Внезапно толпа качнулась — показался известный всему Ташкенту экипаж; правил сам великий князь. Они не общались давно: князь послал отцу Кириллу с ординарцем денег на дорогу и золотой жетон со своим именем на память. Отец Кирилл в благодарность передал фамильные часы с арапчатами (князь когда-то обратил на них внимание), извинившись за неидущие стрелки… Князь слез и быстро подошел к отцу Кириллу. Обняв, тихо проговорил: «Прощайте. Прощайте, дорогой племянник…»
Отец Кирилл посмотрел вслед уезжающему экипажу, потом на вокзальные часы, стал быстро прощаться с каждым; женщины надарили Машке кукол, а в купе внесли целый таз пирожков — «в дорогу», раздался второй звонок…
Поезд стоял на станции Тоёхащи. Рабочие, топая по крыше вагона, вставляли в отверстия в потолке фонари. Женщина с сумочкой открыла глаза и снова задремала. Машка уже успела поспать, погулять по вагону и поиграть с растрепанной куклой, которая осталась у нее еще с Ташкента. Теперь она смотрела на попутчика в очках и строила ему физиономии. Молодой человек смущался.
Отец Кирилл строго поглядел; Машкино лицо тут же приняло ангельское выражение.
— Проголодалась?
Достал онигири[54]. Предложил попутчику — тот снова глядел в окно, в темень. Молодой человек, поблагодарив, принялся уписывать онигири.
— А почему он завернут в зеленую бумагу? — Машка успела откусить и теперь изучала новое кушанье.
— Это не бумага, Манюля, это нори, водоросли, ешь…
— А почему они не мокрые?..
Разговорились, насколько позволял подзабытый язык, с молодым человеком. Уроженец Гифу, выпускник колледжа. Едет в Токио поступать в Тоо-дай[55], на Первый факультет, будет изучать право.
Отец Кирилл вспомнил, что Такеда тоже, кажется, заканчивал Тоо-дай.
— А господин священник из какой страны? — спросил уроженец Гифу, докончив онигири.
— Рощиа-дзжин десу.
— Рощиа-дзжин дес-ка?![56]— Очки юноши чуть не спрыгнули с носа.
Тут же проснулась женщина с сумочкой. Да, она тоже слышала, что там творится, в этой России. Ее муж воевал в Порт-Артуре, был ранен, но она никогда не желала русским зла. Все, что происходит, очень печально. Она слышала, что русский император расстрелян вместе со своей семьей, это так? И там были дети… Дети тоже расстреляны? Какой ужас. В тяжелое время мы живем, даже облака стали плыть как-то по-другому!
Отец Кирилл смотрел в темноту. Пробегали огоньки окон, вспыхивали станции. Машка спала, положив голову на линялый тряпичный живот куклы…

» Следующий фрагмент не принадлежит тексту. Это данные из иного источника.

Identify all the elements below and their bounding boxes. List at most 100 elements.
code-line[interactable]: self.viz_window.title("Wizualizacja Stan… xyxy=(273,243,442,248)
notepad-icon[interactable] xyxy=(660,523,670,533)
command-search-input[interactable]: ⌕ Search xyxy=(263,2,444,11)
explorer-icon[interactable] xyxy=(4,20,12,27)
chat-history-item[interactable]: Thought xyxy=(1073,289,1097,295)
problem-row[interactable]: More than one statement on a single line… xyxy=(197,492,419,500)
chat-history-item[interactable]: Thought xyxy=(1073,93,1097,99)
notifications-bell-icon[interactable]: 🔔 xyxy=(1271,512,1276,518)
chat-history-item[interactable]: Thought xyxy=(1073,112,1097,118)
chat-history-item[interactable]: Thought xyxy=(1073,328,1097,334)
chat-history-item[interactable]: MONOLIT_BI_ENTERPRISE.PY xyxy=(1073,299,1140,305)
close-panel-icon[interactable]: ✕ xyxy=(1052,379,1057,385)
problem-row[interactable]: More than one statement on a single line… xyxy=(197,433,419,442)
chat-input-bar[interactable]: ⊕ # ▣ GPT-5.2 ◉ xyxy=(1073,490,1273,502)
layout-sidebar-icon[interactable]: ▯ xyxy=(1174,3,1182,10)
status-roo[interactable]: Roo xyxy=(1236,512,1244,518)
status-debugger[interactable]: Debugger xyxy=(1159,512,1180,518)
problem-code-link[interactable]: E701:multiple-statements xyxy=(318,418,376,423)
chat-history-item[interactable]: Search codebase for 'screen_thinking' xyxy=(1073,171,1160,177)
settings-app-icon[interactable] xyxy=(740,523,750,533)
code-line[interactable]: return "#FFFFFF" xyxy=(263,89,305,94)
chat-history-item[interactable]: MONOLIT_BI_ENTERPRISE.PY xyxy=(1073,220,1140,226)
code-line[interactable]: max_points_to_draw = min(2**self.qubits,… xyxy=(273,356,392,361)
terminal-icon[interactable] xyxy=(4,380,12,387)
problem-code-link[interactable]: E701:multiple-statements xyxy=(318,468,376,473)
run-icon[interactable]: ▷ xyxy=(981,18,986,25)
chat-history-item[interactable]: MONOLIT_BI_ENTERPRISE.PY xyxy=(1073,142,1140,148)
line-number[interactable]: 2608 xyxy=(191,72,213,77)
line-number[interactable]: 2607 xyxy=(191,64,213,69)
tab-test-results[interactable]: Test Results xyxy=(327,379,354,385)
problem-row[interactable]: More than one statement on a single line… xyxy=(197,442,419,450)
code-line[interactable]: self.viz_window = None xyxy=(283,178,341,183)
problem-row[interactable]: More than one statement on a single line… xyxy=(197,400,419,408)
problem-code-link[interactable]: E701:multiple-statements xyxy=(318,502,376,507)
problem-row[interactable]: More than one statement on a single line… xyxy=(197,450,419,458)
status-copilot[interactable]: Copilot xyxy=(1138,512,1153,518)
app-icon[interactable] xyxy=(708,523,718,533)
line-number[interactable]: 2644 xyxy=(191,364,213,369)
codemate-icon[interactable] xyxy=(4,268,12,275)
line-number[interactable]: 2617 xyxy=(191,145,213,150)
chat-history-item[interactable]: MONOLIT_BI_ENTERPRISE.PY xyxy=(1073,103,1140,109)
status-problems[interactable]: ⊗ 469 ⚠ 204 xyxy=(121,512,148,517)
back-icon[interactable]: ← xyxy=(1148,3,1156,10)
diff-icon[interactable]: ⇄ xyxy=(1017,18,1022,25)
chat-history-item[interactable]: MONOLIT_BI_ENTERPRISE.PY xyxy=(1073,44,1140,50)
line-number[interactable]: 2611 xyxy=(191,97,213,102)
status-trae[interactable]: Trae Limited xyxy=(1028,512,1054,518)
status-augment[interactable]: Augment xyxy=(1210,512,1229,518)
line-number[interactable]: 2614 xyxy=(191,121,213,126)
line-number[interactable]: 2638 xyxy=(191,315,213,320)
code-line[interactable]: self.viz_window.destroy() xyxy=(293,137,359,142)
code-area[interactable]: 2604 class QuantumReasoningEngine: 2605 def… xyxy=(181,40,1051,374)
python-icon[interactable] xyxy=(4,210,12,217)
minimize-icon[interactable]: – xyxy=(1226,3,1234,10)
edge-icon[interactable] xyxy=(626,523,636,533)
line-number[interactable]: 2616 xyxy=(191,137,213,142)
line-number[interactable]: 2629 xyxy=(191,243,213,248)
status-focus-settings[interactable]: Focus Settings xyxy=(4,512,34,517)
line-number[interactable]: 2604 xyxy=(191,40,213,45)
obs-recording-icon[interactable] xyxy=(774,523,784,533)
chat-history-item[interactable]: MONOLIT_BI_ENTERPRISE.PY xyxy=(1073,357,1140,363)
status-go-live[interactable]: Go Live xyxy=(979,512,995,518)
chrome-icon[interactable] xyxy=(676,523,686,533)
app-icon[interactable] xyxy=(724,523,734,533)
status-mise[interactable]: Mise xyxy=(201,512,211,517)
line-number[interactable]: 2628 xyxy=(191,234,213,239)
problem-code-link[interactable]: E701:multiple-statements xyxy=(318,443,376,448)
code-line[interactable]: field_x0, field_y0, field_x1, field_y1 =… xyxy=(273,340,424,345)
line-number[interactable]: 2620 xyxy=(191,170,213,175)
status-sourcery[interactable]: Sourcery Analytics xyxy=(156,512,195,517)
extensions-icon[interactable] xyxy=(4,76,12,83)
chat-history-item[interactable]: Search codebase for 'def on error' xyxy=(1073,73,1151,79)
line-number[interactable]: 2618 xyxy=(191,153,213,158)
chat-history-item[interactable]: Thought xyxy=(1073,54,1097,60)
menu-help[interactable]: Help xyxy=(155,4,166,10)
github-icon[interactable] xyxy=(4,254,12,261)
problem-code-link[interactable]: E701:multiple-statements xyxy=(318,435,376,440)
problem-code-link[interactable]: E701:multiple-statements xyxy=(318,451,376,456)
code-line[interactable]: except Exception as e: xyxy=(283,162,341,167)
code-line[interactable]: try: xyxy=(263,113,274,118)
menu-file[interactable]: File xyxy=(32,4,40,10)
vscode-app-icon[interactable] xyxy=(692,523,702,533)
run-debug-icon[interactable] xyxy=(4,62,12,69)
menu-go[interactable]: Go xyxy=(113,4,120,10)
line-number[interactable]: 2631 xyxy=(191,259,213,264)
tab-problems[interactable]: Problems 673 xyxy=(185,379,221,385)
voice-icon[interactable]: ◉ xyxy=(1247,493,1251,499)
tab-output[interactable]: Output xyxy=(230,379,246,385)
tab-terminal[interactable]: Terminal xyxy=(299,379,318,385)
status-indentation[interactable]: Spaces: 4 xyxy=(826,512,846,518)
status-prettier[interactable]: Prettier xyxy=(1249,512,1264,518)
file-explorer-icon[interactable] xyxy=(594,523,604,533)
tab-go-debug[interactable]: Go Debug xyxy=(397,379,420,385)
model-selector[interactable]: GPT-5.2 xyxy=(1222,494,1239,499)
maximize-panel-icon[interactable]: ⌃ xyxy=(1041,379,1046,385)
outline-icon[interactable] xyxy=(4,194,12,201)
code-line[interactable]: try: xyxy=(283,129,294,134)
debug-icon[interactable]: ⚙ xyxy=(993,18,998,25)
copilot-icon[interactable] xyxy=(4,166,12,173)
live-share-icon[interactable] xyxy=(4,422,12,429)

До Петрограда они добрались тогда из-за Машкиной болезни только в середине февраля, перед самыми волнениями. Забастовки, толпы, желтое небо. Мышиная тишина в Синоде; в Миссионерском комитете — никакой ожидавшейся беседы, одна формальность. Все разговоры о войне, очередях, «вильгельмовщине». Остановились с Машкой у Петровых-Водкиных, на 18-й линии. Кузьма принял их тепло; жена его, Маргарита, Мара, полубельгийка-полусербка, взяла под покровительство Машу; своих детей у них не было. Кузьма очень изменился, и внешне, и в живописи; стрижен коротко, усы; жалобы, не может сосредоточиться. «Нигде теперь невесело на земле, одну молитву надо твердить: поскорее бы образумились люди, так все вверх ногами скакать пошло» и т. д. Показывал картины, понравилась кормящая мать в красной косынке на фоне синих избушек, а вот «На линии огня», с травкой и иконописными солдатиками, не понравилась, но промолчал. Вспомнили Мутку: Кузьма сказал, что видел ее после ее кончины во сне, будто она сидит, а он зовет ее в Питер, участвовать в выставках и художественной жизни. Отец Кирилл подумал об «автоматическом» письме и снова промолчал, только потрепал Машку по стриженой голове.